I was crammed between Chris and Brittany, my shoulders rubbing against theirs. The only good thing about my position was that I wasn't next to Alexis, who was still glaring at me with as much malice as the night that I had cut off her arm in the first place. I had a feeling that Brittany had purposely played a part in my position, lunging for the seat next to me before anybody else could reach it, and I appreciated her for that.  

My mum walked around the table, serving tomato soup into each person's bowl with a large ladle.  

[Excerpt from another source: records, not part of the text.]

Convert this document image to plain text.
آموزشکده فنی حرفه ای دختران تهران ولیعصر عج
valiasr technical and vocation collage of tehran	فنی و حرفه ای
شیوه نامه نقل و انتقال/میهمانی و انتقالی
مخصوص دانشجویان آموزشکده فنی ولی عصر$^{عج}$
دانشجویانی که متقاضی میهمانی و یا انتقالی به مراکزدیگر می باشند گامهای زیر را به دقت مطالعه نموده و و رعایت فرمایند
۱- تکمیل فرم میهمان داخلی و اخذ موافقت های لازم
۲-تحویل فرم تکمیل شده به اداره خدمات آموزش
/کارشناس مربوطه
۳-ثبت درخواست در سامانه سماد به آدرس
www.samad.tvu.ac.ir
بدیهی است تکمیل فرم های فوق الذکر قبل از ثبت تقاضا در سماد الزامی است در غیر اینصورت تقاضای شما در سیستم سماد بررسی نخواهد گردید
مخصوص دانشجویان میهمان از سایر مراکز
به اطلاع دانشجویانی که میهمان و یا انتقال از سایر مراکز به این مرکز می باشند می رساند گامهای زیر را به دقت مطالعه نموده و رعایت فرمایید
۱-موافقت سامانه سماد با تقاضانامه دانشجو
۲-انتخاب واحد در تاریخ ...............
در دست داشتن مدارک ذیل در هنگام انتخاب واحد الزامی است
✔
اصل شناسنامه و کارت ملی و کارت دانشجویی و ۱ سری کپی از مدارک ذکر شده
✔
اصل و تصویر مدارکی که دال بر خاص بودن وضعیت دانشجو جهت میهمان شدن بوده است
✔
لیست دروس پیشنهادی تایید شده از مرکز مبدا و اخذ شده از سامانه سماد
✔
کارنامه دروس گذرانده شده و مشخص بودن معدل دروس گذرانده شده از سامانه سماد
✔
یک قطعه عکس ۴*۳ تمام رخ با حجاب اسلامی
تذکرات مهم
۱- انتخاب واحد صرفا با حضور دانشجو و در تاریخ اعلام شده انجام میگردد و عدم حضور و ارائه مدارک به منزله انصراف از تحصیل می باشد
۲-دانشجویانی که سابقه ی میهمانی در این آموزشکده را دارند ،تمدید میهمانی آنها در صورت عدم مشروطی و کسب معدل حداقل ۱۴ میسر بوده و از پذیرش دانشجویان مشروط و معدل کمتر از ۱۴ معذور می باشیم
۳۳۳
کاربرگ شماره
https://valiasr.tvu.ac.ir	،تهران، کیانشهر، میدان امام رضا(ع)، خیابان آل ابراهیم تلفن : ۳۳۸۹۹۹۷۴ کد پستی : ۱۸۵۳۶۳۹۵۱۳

"This looks delicious, Mrs Forbes," Chris said with relish, grinning down at his own portion of soup.  

To me it just looked like a pool of sickly red blood, but perhaps that was exactly why it entertained him so much. It was an added plus to the vampires that they didn’t have to digest it that much either. Vampire legend seemed to hint towards an aversion to solid food.

"Thank you, Christopher, but I just got it out of the can and heated it - it's nothing too fancy," my mum said, putting the now empty soup pan in the sink with a loud splash. "Anne's little brother is ill, so I've been quite distracted." 

"You have a brother, Anne?" Chris asked. 

I rolled my eyes. Of course he already knew that there was somebody else in the house – he could probably scent Evan even now, hear the faint sound of his breathing, sense the beating of his heart and the rush of blood through his veins.